Why the “Chicken Wing Crisis” Is Grossly Exaggerated

Image: NBC/Hulu

Image: NBC/Hulu

You know an issue is not all that serious when it’s reported against the backdrop of Jeffrey Osborne ballad—incidentally, that’s exactly how NBC Today Show decided to cushion the delicate news of Americans heading toward a “chicken wing crisis” this Super Bowl Sunday.

Essentially, we are facing higher prices for the popular game-day snack. Michelle Franzen reports the increase for wholesale prices have gone up to 10%, and retail prices are up to 6%. Football fans are expected to consume up to 1.23 billion wings, “enough to stretch from San Francisco to Baltimore 27 times.”

Rising food costs are no joke, and we’re not above dramatizing the raised cost of game-day snacks.
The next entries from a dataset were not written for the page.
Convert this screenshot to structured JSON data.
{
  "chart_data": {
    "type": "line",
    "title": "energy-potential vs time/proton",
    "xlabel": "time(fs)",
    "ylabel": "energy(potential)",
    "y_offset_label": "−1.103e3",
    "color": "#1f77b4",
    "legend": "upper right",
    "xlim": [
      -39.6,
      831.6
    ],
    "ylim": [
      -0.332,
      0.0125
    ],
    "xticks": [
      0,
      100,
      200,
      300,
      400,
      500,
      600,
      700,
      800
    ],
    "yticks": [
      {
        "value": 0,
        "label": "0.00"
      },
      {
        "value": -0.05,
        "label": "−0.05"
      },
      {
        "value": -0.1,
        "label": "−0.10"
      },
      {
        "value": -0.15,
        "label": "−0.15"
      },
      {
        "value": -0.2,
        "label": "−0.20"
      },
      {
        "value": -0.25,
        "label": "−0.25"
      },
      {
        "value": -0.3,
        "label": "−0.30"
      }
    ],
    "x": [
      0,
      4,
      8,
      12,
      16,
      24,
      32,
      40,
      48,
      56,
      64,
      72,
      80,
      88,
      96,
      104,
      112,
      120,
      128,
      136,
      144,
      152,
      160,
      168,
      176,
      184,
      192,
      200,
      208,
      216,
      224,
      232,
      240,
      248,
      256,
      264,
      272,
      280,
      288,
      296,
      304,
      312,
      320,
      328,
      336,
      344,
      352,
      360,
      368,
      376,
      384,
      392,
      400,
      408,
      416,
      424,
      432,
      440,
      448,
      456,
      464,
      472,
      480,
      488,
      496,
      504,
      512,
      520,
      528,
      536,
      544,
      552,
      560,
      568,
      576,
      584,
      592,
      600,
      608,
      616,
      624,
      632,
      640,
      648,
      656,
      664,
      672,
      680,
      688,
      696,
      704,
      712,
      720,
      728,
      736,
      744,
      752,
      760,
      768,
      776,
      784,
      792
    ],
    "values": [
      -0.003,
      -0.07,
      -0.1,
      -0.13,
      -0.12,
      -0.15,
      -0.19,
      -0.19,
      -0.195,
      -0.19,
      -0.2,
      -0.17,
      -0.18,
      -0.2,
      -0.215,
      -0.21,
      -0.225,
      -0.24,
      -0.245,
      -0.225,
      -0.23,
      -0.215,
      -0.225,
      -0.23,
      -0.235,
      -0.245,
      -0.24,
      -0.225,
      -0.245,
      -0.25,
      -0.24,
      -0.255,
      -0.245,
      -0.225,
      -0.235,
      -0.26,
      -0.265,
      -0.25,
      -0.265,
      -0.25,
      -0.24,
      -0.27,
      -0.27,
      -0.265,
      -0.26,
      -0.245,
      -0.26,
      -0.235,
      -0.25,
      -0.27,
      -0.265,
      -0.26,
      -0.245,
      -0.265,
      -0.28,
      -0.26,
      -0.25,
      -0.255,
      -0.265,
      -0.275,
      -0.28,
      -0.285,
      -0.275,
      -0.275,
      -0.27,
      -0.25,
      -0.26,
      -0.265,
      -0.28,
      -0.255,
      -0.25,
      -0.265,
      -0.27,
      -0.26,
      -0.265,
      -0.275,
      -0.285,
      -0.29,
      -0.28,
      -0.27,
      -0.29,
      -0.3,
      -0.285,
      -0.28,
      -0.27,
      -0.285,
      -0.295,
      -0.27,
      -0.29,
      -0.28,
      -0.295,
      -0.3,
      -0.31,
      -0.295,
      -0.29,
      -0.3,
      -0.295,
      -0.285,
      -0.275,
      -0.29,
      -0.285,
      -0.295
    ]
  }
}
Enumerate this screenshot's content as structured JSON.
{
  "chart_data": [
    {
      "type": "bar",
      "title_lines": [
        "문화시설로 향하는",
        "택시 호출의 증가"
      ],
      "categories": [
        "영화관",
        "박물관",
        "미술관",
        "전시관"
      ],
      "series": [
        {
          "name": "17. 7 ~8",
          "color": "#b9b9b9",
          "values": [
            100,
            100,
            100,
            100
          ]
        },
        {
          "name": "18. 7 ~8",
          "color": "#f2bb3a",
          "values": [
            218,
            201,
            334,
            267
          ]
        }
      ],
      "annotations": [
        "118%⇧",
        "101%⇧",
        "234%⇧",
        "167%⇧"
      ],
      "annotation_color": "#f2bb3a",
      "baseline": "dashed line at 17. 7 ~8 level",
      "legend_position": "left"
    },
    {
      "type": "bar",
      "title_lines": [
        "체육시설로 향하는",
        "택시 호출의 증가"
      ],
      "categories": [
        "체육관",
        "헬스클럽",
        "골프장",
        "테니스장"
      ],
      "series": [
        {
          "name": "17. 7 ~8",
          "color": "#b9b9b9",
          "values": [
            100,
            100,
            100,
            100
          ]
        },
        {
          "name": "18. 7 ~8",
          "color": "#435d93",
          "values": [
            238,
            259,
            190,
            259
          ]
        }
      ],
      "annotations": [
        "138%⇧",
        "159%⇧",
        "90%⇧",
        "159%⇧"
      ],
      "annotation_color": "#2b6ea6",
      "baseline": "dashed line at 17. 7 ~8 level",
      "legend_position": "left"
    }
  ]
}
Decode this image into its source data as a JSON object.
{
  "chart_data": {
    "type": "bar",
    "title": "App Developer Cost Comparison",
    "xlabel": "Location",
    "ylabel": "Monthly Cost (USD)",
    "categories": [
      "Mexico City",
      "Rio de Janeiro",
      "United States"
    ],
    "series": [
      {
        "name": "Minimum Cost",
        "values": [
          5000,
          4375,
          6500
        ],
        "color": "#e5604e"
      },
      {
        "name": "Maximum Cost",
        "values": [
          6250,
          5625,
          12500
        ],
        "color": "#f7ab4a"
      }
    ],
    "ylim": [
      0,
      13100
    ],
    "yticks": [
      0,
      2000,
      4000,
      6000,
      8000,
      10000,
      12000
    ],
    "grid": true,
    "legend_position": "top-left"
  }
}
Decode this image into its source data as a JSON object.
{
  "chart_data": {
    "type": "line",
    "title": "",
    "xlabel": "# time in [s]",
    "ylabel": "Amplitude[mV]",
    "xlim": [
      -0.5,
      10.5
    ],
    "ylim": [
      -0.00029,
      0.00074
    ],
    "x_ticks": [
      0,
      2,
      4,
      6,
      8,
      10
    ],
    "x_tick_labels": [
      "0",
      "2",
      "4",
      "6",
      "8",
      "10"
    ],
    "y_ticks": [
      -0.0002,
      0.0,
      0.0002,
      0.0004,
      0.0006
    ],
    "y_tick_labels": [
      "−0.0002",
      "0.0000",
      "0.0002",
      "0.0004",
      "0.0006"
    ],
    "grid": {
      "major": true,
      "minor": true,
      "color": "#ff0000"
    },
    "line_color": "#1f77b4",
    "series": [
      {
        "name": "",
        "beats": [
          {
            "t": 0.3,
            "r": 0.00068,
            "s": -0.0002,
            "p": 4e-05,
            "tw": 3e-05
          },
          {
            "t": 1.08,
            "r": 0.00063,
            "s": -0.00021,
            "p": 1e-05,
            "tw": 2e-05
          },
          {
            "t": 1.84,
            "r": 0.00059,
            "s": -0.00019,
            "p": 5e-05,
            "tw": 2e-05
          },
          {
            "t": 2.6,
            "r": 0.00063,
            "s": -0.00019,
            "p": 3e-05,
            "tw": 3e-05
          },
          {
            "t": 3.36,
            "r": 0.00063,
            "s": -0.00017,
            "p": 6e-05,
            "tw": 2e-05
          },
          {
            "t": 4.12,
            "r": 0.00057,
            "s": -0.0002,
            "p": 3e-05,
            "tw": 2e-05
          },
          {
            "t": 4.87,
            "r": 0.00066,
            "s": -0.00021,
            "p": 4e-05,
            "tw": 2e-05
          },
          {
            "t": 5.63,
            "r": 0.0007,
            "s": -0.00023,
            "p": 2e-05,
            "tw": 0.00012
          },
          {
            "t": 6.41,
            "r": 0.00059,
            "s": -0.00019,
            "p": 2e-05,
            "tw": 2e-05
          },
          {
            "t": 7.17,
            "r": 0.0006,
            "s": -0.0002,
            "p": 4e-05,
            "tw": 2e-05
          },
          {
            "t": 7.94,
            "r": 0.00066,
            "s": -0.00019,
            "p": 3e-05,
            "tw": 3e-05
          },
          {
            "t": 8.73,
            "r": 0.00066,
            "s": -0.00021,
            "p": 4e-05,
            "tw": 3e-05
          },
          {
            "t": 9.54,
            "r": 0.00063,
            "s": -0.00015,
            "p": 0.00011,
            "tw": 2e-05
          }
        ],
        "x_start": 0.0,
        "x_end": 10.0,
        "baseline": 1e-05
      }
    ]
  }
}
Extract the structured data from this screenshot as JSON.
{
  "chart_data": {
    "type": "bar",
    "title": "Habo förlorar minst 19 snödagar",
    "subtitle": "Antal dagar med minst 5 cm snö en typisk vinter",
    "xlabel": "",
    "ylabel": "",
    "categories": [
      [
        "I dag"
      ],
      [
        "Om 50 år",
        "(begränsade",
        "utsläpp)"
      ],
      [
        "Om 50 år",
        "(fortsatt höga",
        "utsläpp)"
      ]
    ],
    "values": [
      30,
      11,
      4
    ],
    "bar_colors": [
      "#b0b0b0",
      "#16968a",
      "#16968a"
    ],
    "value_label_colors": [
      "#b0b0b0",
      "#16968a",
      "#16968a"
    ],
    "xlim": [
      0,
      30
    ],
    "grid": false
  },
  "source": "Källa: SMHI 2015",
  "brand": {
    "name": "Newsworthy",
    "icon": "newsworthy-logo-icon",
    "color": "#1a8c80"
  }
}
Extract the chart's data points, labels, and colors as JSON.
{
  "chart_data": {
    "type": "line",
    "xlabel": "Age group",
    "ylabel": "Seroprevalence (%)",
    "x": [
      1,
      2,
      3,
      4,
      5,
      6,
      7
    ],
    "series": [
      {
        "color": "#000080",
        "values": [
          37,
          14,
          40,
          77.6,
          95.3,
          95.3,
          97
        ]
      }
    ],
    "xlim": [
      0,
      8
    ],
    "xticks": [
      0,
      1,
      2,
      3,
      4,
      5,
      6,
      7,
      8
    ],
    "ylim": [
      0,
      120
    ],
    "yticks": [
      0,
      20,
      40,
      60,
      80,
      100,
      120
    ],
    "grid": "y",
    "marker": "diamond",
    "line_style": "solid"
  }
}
But this whole thing has definitely been blown way out of proportion by the mainstream media. For a nice synopsis of what’s really going down, check out the video below via Serious Eats. Essentially, there’s a chain reaction going on: Drought led to a poor corn crop, which led to higher corn prices, which led to higher chicken feed prices. Oh, and the NCC has a political agenda in all this, of course.

In reality, the “shortage” is actually just 12.3 million chicken wings fewer than expected, which is “less than 1% of the overall chicken wing supply.”

Did we learn nothing from Aporkolypse?